The way to think about these products is that they add a security view to the data that the product was already collecting. E.g. Datadog knows the commands running on your servers and what they’re doing because you installed it for performance monitoring: it’s easy for them to organize that data in a different way (different charts, different alerts, etc.) that help with security stuff instead of performance stuff.
1) Cloud security management#
Datadog CSM helps teams find any vulnerabilities in their infrastructure: unsecured endpoints that a hacker could get into, errant commands run on a machine that might be from a hacker, etc. The first thing you get is a dashboard that shows the status of each piece of your infrastructure, and how all of it relates to each other:
For each piece of infrastructure (a server, a database, etc.) you get a view of what commands are running in it, status, etc. If a suspicious command gets run (e.g. changing permissions on a server), Datadog will notify you. There’s also a facility for managing incidents – when a breach actually happens, or infrastructure goes down.
2) Application security management#
This product is similar to the above, but with respect to your application instead of your infrastructure. The basic idea is that Datadog will detect when someone is trying to attack your application, and notify you about what’s happening and where.
3) Cloud SIEM#
This one is interesting, since Datadog is getting into a space with some big players in it (like Splunk). SIEM (Security Information and Event Management) is the tried and true practice of ingesting massive amounts of mostly useless logs from your infrastructure and seeing what the fuck is going on with them.
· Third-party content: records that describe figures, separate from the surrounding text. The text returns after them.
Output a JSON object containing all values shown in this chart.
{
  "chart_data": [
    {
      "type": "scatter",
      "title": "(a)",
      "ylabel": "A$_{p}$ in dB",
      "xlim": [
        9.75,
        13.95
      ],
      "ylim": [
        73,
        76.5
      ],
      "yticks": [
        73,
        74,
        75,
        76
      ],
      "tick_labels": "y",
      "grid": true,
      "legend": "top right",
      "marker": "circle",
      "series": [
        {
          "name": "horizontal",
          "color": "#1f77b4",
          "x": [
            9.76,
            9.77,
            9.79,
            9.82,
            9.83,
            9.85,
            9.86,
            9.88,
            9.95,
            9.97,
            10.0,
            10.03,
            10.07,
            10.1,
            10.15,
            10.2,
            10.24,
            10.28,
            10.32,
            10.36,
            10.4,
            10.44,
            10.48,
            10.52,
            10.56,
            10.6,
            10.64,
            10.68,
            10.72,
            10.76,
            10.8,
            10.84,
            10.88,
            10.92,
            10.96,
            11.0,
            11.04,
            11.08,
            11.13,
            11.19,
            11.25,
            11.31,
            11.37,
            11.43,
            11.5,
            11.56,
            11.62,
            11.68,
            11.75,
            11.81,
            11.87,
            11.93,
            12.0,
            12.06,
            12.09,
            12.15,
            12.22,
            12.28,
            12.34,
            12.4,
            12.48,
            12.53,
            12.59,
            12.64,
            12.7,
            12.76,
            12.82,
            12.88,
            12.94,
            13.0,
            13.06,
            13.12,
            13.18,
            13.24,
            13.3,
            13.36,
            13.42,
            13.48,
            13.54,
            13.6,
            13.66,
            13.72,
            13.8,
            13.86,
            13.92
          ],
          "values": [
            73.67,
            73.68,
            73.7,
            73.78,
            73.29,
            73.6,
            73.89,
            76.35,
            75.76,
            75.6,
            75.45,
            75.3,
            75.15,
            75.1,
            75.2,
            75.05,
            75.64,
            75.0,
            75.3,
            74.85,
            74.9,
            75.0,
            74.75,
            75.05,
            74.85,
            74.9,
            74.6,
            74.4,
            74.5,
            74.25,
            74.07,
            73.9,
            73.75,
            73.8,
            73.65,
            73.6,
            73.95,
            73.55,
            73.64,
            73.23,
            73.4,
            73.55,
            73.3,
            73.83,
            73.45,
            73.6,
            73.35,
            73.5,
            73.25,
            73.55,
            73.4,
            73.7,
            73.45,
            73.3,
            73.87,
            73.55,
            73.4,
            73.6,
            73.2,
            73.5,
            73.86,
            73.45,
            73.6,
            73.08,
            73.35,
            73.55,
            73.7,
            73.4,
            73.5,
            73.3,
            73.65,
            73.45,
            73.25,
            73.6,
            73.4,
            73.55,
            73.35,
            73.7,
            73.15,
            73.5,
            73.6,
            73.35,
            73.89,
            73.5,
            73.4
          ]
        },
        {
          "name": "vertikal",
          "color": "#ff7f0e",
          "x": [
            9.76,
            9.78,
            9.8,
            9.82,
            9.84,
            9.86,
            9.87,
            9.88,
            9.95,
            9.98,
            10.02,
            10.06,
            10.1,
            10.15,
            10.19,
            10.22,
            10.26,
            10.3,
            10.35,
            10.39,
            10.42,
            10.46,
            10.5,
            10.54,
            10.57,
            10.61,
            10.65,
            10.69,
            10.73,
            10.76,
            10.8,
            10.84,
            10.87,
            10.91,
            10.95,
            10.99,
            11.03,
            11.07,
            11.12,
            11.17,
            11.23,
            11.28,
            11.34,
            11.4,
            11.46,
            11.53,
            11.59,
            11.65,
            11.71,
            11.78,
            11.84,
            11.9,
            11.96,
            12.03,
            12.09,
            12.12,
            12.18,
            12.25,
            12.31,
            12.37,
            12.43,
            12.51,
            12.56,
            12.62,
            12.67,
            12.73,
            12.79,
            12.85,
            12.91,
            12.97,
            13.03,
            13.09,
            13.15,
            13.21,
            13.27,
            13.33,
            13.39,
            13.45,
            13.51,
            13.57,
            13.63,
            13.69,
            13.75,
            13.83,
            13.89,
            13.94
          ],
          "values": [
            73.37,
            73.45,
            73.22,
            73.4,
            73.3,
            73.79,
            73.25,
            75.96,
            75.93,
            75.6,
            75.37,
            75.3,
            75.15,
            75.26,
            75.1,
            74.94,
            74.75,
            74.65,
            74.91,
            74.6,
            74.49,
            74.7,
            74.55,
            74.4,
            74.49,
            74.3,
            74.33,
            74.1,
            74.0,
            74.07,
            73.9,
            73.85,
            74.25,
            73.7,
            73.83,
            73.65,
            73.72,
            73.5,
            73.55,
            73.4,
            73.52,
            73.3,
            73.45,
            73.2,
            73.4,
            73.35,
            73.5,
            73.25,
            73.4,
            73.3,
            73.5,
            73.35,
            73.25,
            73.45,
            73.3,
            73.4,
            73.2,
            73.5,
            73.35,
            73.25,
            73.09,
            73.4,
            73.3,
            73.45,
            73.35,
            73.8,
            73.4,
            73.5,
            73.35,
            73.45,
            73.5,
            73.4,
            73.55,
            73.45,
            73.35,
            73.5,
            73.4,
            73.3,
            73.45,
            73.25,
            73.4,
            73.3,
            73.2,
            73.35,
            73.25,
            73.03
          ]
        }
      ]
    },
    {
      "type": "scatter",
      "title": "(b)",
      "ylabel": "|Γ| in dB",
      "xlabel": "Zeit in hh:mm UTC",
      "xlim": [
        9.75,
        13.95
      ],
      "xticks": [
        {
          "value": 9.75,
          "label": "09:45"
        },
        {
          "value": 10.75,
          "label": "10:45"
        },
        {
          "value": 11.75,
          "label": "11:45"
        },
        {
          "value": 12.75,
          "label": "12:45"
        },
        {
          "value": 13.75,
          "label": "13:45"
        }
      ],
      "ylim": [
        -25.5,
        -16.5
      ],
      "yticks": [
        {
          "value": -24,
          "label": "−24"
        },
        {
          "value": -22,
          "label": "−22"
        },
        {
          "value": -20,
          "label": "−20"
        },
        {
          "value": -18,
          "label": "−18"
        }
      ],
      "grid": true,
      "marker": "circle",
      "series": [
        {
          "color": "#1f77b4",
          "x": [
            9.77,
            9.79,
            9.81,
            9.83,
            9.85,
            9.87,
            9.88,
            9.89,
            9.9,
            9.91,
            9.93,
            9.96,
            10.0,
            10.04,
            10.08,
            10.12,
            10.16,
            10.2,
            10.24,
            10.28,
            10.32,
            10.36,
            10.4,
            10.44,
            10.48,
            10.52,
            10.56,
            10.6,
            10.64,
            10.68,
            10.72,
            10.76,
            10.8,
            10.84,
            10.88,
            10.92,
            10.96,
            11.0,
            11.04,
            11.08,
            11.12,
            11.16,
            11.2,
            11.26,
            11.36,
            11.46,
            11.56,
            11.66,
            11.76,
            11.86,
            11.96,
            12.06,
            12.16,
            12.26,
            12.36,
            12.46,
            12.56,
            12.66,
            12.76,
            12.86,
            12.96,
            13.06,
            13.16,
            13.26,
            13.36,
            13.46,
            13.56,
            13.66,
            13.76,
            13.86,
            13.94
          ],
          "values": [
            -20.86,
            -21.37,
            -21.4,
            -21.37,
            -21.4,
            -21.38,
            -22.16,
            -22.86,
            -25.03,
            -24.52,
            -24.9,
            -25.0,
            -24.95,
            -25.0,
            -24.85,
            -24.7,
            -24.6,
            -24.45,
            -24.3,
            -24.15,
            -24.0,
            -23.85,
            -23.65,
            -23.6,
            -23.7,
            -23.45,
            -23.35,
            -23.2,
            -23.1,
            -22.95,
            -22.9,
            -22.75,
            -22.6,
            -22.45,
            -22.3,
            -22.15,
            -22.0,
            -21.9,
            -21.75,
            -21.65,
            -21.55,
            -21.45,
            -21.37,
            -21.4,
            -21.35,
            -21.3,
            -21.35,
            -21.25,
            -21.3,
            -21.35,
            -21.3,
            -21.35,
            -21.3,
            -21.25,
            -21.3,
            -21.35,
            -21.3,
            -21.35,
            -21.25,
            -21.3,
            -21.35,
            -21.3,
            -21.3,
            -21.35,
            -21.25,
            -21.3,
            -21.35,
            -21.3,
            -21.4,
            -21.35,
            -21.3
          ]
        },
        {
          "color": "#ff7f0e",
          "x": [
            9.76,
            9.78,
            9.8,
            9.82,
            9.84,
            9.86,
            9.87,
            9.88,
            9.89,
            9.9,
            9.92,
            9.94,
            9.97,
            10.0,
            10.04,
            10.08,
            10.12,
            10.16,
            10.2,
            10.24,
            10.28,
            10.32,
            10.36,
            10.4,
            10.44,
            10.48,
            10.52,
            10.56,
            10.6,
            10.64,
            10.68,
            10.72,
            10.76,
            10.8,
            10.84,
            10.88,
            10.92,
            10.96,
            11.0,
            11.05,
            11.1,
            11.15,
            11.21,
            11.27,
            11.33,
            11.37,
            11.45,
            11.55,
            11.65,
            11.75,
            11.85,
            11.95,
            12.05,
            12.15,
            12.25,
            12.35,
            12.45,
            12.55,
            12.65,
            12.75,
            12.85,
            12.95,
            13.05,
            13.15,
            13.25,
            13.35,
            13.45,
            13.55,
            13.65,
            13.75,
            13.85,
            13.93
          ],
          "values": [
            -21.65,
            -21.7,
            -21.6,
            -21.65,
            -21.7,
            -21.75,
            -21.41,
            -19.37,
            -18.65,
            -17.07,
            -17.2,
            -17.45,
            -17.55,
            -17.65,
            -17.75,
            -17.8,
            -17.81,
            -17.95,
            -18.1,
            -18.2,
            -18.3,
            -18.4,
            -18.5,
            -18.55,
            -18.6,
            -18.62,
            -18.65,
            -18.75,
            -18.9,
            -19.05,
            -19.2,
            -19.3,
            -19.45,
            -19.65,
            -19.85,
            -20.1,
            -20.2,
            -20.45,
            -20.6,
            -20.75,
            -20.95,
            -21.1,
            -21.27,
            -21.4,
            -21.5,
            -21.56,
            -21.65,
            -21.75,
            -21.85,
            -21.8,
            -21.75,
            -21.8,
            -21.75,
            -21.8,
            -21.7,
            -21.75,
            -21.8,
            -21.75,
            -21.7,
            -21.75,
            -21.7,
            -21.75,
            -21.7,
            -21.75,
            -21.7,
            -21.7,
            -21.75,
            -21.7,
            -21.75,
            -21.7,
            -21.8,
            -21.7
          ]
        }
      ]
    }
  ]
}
Every time anything happens on a server, or in a more enterprise-focused SaaS product, a log is generated. That log is just a bunch of text – plus a timestamp – describing what happened. User logged in. Server restarted. Configuration changed. You get it. Anyway there are so many of these – and most are innocuous – that looking through them manually, especially for large companies, is all but impossible. SIEM products help teams ingest, transform, and analyze this big data to see what’s actually going on:
It’s beyond me to say if this is a good SIEM product, but they seem to positioning it as a cost effective, simpler alternative to products like Splunk.